O telhado caiu

O telhado caiu. Ou será que foi caindo aos poucos? Afinal, sem ação súbita de terremoto, vulcão, raio, bomba ou outros projéteis violentos, telhados tendem a ir caindo aos poucos. O telhado aqui em questão era novinho em folha no ano 1881. Protegia das chuvas e do calor carioca cabeças que sonhavam um Brasil sem imperador, sem escravidão, um estado laico onde as mulheres teriam direito ao voto. Eles não só sonhavam, agiam também. Os positivistas exerceram enorme influência na construção da república que nascia na última década do século XIX.

Criaram também seu símbolo pictórico máximo, a bandeira brasileira. De chinelos a cangas de praia, passando pelo Congresso Nacional e a Suprema Corte, aterrissando nos longínquos campos de futebol do Oriente Médio, ele representa em poucas cores e formas geométricas o país a que pertence. Imediatamente reconhecido por qualquer brasileiro em todas as partes do planeta. Poderíamos falar aqui de semiótica, assunto interessantíssimo, mas vamos falar de um crime: a bandeira brasileira foi roubada.

Porque o telhado do templo positivista onde ela estava guardada desde 1889 desmoronou, lentamente, ao longo das décadas de mais de um século. Pensando naqueles não-raio e não-bomba, na falta de ação violenta súbita, espanta a outra violência, terrível, sistemática, paciente, do descaso e do abandono. Em algum outro país deste mundo, o templo seria um museu, testemunha atemporal dos valores humanistas de uma nação nascente.

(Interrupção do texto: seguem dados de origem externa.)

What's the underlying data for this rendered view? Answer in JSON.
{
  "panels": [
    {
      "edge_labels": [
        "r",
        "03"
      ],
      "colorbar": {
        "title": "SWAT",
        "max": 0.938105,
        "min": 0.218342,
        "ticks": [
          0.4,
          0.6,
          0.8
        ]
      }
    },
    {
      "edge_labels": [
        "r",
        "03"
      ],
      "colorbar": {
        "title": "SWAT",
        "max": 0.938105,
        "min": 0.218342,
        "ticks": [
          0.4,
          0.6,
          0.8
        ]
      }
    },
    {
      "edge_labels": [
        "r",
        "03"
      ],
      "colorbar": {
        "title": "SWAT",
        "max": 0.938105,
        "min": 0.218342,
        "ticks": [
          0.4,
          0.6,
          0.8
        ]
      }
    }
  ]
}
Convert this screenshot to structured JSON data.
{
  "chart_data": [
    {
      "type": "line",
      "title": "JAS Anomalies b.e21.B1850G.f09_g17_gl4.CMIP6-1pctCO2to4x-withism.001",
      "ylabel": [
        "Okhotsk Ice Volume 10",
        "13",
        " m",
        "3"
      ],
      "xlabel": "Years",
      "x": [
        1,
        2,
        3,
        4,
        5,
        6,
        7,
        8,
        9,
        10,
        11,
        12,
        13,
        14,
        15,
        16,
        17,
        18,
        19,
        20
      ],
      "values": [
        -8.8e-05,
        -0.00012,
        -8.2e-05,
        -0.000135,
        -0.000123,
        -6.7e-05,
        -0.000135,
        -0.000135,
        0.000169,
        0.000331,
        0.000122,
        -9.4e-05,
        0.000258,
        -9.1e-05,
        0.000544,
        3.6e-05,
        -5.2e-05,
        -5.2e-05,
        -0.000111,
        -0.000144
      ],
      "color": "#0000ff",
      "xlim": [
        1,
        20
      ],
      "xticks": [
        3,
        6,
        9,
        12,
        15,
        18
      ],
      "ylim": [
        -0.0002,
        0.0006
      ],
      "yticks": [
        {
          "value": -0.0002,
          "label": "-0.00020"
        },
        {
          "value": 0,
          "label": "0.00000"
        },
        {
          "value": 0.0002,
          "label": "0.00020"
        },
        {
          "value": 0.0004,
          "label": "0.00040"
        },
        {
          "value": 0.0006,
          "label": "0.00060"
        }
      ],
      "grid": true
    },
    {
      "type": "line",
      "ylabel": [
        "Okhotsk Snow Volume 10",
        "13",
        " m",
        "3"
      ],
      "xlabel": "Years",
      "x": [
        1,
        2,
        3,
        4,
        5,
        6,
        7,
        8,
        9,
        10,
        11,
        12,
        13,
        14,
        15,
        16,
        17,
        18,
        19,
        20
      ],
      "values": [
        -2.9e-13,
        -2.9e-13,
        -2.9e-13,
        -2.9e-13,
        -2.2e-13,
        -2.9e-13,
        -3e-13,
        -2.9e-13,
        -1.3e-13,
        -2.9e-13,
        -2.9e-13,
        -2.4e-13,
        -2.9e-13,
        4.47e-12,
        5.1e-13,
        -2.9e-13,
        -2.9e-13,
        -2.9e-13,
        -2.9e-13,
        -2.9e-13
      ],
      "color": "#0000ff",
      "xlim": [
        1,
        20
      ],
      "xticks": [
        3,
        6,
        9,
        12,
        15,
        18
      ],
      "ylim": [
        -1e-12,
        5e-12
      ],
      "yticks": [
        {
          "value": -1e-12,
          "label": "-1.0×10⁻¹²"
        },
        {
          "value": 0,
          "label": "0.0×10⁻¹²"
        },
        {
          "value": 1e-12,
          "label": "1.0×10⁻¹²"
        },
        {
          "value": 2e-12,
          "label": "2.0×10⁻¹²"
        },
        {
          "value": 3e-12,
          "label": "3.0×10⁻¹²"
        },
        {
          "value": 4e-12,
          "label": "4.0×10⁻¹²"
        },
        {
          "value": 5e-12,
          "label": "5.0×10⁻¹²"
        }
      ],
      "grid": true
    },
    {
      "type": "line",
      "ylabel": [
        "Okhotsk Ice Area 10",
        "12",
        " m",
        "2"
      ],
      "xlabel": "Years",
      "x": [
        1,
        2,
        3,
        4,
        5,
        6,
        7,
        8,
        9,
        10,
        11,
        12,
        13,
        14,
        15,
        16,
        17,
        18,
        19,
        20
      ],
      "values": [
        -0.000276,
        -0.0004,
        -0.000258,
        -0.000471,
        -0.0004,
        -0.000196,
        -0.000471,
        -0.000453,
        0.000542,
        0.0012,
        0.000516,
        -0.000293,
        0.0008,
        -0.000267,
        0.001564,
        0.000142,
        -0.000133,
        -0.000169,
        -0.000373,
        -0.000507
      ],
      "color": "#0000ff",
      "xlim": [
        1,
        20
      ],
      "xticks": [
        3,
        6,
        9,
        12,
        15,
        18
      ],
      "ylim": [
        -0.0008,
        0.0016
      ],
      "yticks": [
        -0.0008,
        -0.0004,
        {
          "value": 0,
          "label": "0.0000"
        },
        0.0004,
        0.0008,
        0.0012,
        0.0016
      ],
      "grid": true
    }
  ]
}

Caiu parte do telhado, em 2009. Em 2010, um ladrão entrou pelo buraco e roubou, de dentro de uma caixa de madeira guardada no porão, a pintura – protótipo da bandeira brasileira, a primeira bandeira que existiu no país. Tela de Décio Villares, ela é a versão pintada em cores dos desenhos de Teixeira Mendes, que juntamente com Miguel Lemos desenvolveu a ideia original. A primeira bandeira de tecido foi costurada pelas mulheres da família de Teixeira Mendes, na sala de sua casa.

A princípio amor, ordem e progresso, restou no centro da abóbada celeste ordem e progresso. Amor não combina com bandeira, nação, tira isso aí, resolveu o congresso da época. Pois bem, está faltando a base. Segundo os positivistas, já praticamente extintos, a humanidade deve ter o amor por base, a ordem por meio e o progresso por fim. Ficamos com a ordem e o progresso. Só rindo. Ficamos, como manda a fama que temos pelo mundo afora, rindo; que é, muitas vezes, mal sabe o mundo afora, para não chorar.

A Interpol foi acionada pela Polícia Federal brasileira para ajudar a achar a bandeira roubada. Nada dela até agora, em 2022. Nós, que não temos treinamento na Interpol, ficamos imaginando, quem foi esse ladrão, que sabia da existência da primeira pintura da bandeira brasileira, guardada numa caixa de madeira no porão de um templo semi desabado. Ele levou somente a tela, a caixa de madeira ficou vazia. Sabia bem o que buscava.

4380 dias. Quem roubou a bandeira brasileira?

Este texto foi originalmente publicado no site Escrita Criativa, de Marcelo Spalding.

Nas fotos, o templo positivista na Rua Benjamin Constant, na Glória, Rio de Janeiro – a do alto foi feita no início do século XX, esta aqui já é dos anos 2000.

(*) Inês Lemos da Luz nasceu no Rio de Janeiro, foi para São Paulo com 5 anos. Filha de jornalistas, o som da máquina de escrever é o fundo musical da sua infância nos anos 70. Mora em Londres com 17 anos, na Alemanha a partir dos 21. Desde então, lá se vão 30 anos, continua por lá, sempre com saudade do Brasil. Tem 3 filhos adultos e trabalha como professora e teatro-pedagoga em Munique.

2 Comentários para “O telhado caiu”

  1. Inês, seu texto é uma maravilha. Precioso relato histórico, com fatos que eu sequer imaginava, escrito de forma precisa mas agradável. É o que chamamos tudo de bom. Espero por outras colaborações suas neste espaço.

  2. Adorei! Assim como o Valdir, vou ficar muito feliz em ler outros textos seus aqui, Inês! Beijo grande.